Женщина и доктор Дрейф - Маре Кандре
Шрифт:
Интервал:
Закладка:
— Барышня Тимбал ожидает, доктор.
Дрейф кивнул,
по-прежнему не поднимая головы,
женщина смотрела в пустоту перед собой, и как раз перед тем, как прикрыть за собой дверь, госпожа Накурс уловила ее шепот:
— Так странно тонуть, доктор,
тяжесть и холод воды окружают меня,
во рту у меня камень, заглушающий любой возглас, а камни в карманах быстро тянут меня ко дну,
свет медленно исчезает,
я лежу на дне,
вокруг меня гниющие кожаные башмаки, пустые банки, колесо от велосипеда, а далеко в высоте я, кажется, вижу лапки и живот какой-то уточки, которая, ни о чем не подозревая, проплывает надо мной.
А потом все чернеет.
Наконец-то, наконец-то Дрейф почувствовал, что этот чуть не стоивший ему жизни анализ приближается к концу.
Тот самый анализ, который постоянно уводит его от главного,
направляет его взгляд на паука в углу,
пробуждает в нем самом воспоминания о былом.
Он даст ей три, ну, скажем, четыре, пять минут на то, чтобы изложить остальное, и не минутой больше,
а потом безжалостно закончит!
Он быстро пролистал журнал назад, чтобы просмотреть записи, и разумеется, лишь убедился в том, что все записано почерком, размер и четкость которого поразительно менялись.
Ему прямо глаза резануло, когда он увидел орфографические ошибки, кляксы и странные слова, он даже не мог припомнить, чтобы он их записывал.
Ох, ведь все в начале было так чисто и аккуратно: имя женщины записано черным, и дальше шло все так же аккуратно черными чернилами,
весь рассказ про Рай, поедание плода, уничижение и пребывание в монастыре.
А потом вдруг,
во времена сожжений на костре,
его обычно такой красивый почерк стал неразборчивым из-за красных чернил!
Буквы клонились как попало,
некоторые сливались одна с другой,
а некоторые и вообще невозможно было прочесть,
и когда он увидел эти нелепые буквы, у него возникло нехорошее чувство, будто какая-то посторонняя сила пытается проникнуть в него во время анализа, заполонить его психику, возобладать над его рукой и заставить его записывать совсем другое, чем то, чему он научился в Нендинге,
у великого Попокоффа.
Но скоро этому придет конец!
На часах было без пяти шесть.
Ветер утих, и Дрейф нетерпеливо подогнал свою пациентку словами:
— Так-так, барышня, а что еще вы могли бы добавить относительно
глинистого поля и прочего, перед тем, как мы закончим?
Женщина лежала на спине, совершенно неподвижно, а руки, которые еще не так давно чуть не лишили Дрейфа жизни, были невинно сложены на ее груди.

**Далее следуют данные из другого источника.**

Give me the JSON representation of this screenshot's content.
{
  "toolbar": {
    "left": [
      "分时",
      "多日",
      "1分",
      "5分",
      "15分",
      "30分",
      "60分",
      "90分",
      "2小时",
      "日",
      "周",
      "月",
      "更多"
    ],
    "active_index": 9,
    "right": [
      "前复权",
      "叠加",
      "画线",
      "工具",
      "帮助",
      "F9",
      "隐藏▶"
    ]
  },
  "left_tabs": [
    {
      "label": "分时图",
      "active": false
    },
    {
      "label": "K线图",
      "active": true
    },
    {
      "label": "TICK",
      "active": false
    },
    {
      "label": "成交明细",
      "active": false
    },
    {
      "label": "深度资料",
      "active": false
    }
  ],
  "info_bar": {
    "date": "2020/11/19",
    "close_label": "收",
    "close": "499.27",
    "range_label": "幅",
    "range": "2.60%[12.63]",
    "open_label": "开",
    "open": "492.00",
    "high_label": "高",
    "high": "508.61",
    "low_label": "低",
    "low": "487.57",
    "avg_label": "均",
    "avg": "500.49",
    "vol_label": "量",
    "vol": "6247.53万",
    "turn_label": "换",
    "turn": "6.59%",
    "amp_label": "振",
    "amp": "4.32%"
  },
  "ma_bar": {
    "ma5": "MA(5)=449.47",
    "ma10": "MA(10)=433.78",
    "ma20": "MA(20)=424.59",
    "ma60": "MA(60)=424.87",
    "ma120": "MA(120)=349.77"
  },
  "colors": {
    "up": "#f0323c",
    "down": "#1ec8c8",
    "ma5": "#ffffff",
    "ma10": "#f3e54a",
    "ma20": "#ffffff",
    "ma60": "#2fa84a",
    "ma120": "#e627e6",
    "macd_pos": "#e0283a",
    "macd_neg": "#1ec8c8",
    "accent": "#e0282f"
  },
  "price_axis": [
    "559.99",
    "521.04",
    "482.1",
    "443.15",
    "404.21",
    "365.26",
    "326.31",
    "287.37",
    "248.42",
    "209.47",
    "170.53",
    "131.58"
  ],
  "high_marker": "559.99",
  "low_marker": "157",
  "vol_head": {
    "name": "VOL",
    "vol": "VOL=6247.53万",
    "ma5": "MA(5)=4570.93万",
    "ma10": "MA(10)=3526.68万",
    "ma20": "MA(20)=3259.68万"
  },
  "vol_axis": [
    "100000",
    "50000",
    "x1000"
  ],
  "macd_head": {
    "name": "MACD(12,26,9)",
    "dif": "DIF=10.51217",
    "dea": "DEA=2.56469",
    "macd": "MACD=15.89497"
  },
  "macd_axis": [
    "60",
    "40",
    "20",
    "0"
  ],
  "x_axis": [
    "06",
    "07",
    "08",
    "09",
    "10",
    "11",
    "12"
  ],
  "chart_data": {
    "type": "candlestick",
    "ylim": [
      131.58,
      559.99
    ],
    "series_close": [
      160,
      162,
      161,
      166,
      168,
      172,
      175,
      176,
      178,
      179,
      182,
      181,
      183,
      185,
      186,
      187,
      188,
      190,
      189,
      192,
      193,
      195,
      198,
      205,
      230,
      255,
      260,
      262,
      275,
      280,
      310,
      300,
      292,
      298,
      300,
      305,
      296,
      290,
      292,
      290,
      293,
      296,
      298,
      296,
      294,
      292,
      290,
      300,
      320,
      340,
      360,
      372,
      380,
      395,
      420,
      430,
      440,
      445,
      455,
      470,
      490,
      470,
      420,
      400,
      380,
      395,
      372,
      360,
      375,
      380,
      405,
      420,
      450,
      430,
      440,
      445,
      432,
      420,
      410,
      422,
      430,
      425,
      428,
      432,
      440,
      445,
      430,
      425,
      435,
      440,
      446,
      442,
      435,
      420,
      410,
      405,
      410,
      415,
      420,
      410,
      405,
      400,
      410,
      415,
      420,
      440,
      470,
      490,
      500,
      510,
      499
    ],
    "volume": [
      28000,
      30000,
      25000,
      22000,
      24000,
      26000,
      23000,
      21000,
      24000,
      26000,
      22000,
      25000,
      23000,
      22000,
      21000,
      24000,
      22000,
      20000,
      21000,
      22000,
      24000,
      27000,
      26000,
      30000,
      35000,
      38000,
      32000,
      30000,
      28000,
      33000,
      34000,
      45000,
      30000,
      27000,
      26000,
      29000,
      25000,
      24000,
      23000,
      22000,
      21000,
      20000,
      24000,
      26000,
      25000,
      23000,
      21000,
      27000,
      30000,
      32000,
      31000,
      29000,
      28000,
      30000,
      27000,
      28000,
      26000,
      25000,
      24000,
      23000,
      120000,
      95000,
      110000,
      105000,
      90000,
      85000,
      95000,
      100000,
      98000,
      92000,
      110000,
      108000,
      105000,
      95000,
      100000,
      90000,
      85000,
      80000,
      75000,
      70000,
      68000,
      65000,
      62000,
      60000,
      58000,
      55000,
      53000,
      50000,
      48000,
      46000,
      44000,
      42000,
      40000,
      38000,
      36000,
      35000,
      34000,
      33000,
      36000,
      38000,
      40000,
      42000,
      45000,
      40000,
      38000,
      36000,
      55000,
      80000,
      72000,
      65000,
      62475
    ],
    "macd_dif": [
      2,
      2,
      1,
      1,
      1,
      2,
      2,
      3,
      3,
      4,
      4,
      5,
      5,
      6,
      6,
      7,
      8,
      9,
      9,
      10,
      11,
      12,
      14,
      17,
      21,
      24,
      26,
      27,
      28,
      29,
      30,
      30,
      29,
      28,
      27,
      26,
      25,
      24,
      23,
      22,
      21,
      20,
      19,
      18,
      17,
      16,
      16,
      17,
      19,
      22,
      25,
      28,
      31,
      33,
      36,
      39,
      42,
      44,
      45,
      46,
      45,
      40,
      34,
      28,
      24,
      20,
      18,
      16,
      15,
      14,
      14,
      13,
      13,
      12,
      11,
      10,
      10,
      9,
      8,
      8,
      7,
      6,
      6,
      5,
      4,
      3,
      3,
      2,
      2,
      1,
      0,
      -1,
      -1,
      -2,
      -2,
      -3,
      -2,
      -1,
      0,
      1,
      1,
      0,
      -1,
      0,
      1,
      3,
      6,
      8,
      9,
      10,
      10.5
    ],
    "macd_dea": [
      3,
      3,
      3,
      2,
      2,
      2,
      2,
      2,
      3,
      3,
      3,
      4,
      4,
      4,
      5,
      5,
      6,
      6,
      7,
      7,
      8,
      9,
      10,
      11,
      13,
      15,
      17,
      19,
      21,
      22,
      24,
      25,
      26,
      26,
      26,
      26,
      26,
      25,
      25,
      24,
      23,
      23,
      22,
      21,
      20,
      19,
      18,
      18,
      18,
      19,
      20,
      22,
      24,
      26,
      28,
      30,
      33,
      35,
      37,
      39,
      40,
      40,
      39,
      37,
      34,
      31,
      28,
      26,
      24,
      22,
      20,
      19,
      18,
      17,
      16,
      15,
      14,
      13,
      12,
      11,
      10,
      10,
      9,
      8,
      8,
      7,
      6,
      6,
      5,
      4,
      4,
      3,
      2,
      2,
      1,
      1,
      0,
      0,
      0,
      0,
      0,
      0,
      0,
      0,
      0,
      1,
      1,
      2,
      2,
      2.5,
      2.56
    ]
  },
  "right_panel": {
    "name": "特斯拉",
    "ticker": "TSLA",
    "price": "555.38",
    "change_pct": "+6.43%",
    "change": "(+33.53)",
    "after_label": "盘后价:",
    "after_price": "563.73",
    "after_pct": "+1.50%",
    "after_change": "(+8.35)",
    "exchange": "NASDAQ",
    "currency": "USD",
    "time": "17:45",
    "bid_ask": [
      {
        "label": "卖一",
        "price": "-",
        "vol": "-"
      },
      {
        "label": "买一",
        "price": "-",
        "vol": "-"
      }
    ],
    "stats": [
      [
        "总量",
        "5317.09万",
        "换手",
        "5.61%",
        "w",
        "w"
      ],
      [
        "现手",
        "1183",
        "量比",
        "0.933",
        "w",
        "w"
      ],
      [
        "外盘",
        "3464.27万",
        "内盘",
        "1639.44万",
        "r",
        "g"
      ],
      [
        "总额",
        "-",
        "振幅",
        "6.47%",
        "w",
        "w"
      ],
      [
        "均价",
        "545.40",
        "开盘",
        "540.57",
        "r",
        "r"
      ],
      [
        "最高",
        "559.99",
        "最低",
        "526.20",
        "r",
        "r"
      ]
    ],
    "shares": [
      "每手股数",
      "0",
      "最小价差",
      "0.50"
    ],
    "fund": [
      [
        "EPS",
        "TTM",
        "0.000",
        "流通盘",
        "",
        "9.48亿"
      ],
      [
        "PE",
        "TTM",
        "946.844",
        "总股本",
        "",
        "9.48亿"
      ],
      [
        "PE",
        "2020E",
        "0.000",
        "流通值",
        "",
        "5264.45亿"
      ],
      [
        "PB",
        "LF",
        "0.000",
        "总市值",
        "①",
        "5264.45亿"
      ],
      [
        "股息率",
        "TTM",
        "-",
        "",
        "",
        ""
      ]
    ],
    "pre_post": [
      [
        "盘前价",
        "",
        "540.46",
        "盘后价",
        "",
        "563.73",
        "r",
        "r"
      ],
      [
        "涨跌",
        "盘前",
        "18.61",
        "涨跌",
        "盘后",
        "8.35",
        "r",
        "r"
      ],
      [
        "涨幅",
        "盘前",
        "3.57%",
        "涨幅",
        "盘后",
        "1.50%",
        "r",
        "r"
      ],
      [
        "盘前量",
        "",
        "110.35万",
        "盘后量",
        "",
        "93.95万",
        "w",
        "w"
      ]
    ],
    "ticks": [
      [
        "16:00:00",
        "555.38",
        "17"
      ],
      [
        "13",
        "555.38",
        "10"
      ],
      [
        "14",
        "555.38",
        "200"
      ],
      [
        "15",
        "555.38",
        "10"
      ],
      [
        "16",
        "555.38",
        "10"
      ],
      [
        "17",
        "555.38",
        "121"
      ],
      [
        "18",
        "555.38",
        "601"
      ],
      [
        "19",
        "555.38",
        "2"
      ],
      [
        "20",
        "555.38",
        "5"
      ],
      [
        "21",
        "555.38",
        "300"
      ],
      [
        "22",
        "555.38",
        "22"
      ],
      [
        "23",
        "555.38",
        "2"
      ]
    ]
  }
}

— Сейчас я живу как шлюха, доктор.
Дрейф снова принялся лихорадочно записывать
(а ожидающая в приемной пациентка глубоко вздохнула от скуки).
— Ага, и где же, барышня, где?
Женщина склонила голову набок и сощурилась.
Она старалась изо всех сил и наконец смогла ясно различить множество мелких деталей:
— В какой-то трущобе, доктор,
потому что здесь воняет мочой, сыростью, плесенью, болезнью, испражнениями, старым пивом и гнилыми овощами,
непроницаемый туман висит в узком закоулке, где я снимаю маленькую грязную комнатушку
и в ней принимаю клиентов, которые за ничтожную сумму могут делать с моим телом что хотят,
а сама я целыми днями пью джин!
Она громко и фальшиво прогорланила несколько строф из непристойной моряцкой песни, беспорядочно шаря руками вокруг себя, словно ища опору, почти упала на пол, а потом снова стала совсем нормальной и продолжила
совершенно здравым голосом:
— Клиенты у меня разного типа и склонностей, доктор, одни из них добрые, другие — жестокие,
есть один, который привык избивать меня вкровь,
он колотит меня головой о стену до тех пор, пока голова почти не раскалывается,
но я выносливая, доктор,
меня много столетий били смертным боем самыми разными способами, надо мной совершали надругательства, меня сжигали,
так что теперь на меня почти ничего не действует,
меня так просто не убьешь,
хоть я и шлюха,
а сейчас я в каком-то закоулке!
Рука женщины судорожно сжалась, вид у нее сделался напуганным, тревожным,
словно она пыталась удержать свой обращенный внутрь взгляд на чем-то или на ком-то, кто постоянно ускользал, дразнил ее, растворялся.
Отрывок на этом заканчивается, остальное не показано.